Quantitative Analyst, Index Investment Strategy

S&P Dow Jones Indices

Summary

Can investment results be attributed to skill or luck?  Genuine skill is more likely to persist, while luck is random and fleeting.  Thus, one measure of skill is the consistency of a fund’s relative performance.  The Persistence Scorecard measures that consistency and shows that, regardless of asset class or style focus, active management outperformance is frequently short-lived.

Almost no Australian funds, except for one Australian bond fund, remained in the top performance quartile within their category over five consecutive years ending December 2023.  The results did not improve significantly by lowering the bar from the top quartile to the top half: the proportion of funds remaining in the top half over five consecutive years was smaller than would be expected if the performance were completely random (see Report 2 and Exhibit 1).

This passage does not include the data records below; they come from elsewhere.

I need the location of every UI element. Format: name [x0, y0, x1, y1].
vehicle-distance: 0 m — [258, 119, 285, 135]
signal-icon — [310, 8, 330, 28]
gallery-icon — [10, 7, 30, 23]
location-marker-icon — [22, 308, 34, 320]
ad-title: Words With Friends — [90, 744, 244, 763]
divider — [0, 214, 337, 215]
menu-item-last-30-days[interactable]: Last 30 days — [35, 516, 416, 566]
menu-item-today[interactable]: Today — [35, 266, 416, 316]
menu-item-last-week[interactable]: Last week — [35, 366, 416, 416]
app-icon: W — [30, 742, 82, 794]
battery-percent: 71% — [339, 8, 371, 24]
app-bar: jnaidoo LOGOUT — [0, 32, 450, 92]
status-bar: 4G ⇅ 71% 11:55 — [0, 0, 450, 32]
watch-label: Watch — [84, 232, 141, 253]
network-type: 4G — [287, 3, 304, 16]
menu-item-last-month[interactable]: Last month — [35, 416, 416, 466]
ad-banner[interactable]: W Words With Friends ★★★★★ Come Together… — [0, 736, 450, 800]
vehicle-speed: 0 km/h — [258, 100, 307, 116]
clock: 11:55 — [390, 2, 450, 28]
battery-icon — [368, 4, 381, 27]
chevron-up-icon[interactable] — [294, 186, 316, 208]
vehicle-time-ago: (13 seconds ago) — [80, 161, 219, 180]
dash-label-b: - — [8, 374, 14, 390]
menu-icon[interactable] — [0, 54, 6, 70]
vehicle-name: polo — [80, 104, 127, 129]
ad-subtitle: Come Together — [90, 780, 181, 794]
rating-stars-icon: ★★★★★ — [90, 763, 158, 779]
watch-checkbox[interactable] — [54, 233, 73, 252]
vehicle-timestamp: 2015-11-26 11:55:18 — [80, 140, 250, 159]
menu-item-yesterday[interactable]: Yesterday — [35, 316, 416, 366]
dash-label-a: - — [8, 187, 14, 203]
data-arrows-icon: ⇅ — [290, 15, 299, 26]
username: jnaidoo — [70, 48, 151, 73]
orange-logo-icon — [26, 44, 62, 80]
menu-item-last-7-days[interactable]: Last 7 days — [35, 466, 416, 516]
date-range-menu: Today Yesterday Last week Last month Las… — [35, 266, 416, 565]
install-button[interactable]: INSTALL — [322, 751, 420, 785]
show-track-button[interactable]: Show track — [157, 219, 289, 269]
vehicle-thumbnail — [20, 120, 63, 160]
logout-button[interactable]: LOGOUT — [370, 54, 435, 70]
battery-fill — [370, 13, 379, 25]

Australia Persistence Scorecard: Year-End 2023: Exhibit 1

Report Highlights

2023 was a challenging environment for active equity managers in Australia and persistence of outperformance was hard to find, largely in line with the results of prior years.  In comparison to equity managers, there was a higher degree of persistence in the outperformance of bond managers versus peers as well as benchmarks; however, more such results will need to be seen consistently over longer time periods to conclude the existence of genuine skill among bond managers.

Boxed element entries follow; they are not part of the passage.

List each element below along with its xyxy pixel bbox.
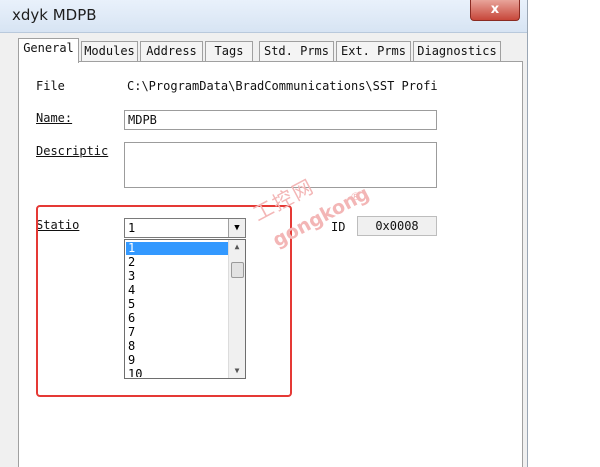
watermark-registered-icon: ® (350, 190, 361, 203)
title-bar: xdyk MDPB x (0, 0, 527, 33)
file-label: File (36, 79, 65, 93)
window-title: xdyk MDPB (12, 6, 97, 24)
tab-std-prms[interactable]: Std. Prms (259, 41, 334, 61)
name-input[interactable]: MDPB (124, 110, 437, 130)
tab-strip: General Modules Address Tags Std. Prms E… (18, 38, 518, 63)
id-value-field: 0x0008 (357, 216, 437, 236)
tab-address[interactable]: Address (140, 41, 203, 61)
tab-modules[interactable]: Modules (81, 41, 138, 61)
file-path-field: C:\ProgramData\BradCommunications\SST Pr… (127, 79, 437, 93)
description-input[interactable] (124, 142, 437, 188)
tab-ext-prms[interactable]: Ext. Prms (336, 41, 411, 61)
name-label: Name: (36, 111, 73, 125)
tab-general[interactable]: General (18, 38, 79, 63)
dialog-window: xdyk MDPB x General Modules Address Tags… (0, 0, 528, 467)
tab-diagnostics[interactable]: Diagnostics (413, 41, 501, 61)
description-label: Descriptic (36, 144, 109, 158)
annotation-highlight-box (36, 205, 292, 397)
tab-tags[interactable]: Tags (205, 41, 253, 61)
close-button[interactable]: x (470, 0, 520, 21)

  • 20% of above-median funds in calendar year 2021 remained so in each of the two succeeding years. If outperformance were purely random, we would expect a 25% repeat rate (see Report 1a).
  • Of 2021’s top quartile equity funds, only 2% remained in the top quartile for each of the next two years (versus a 6.25% expectation under random distribution). The result was much better for bond funds, with 44% of the top quartile remaining in the top quartile for the next two years (see Report 1a).
  • Persistence of outperformance against benchmarks was rare: 196 out of a total 329 Australian Equity General funds outperformed the S&P/ASX 200 in calendar year 2021, and only 4 of those 196 winners—about 2%—managed to continue outperforming annually through December 2023 (see Report 1b).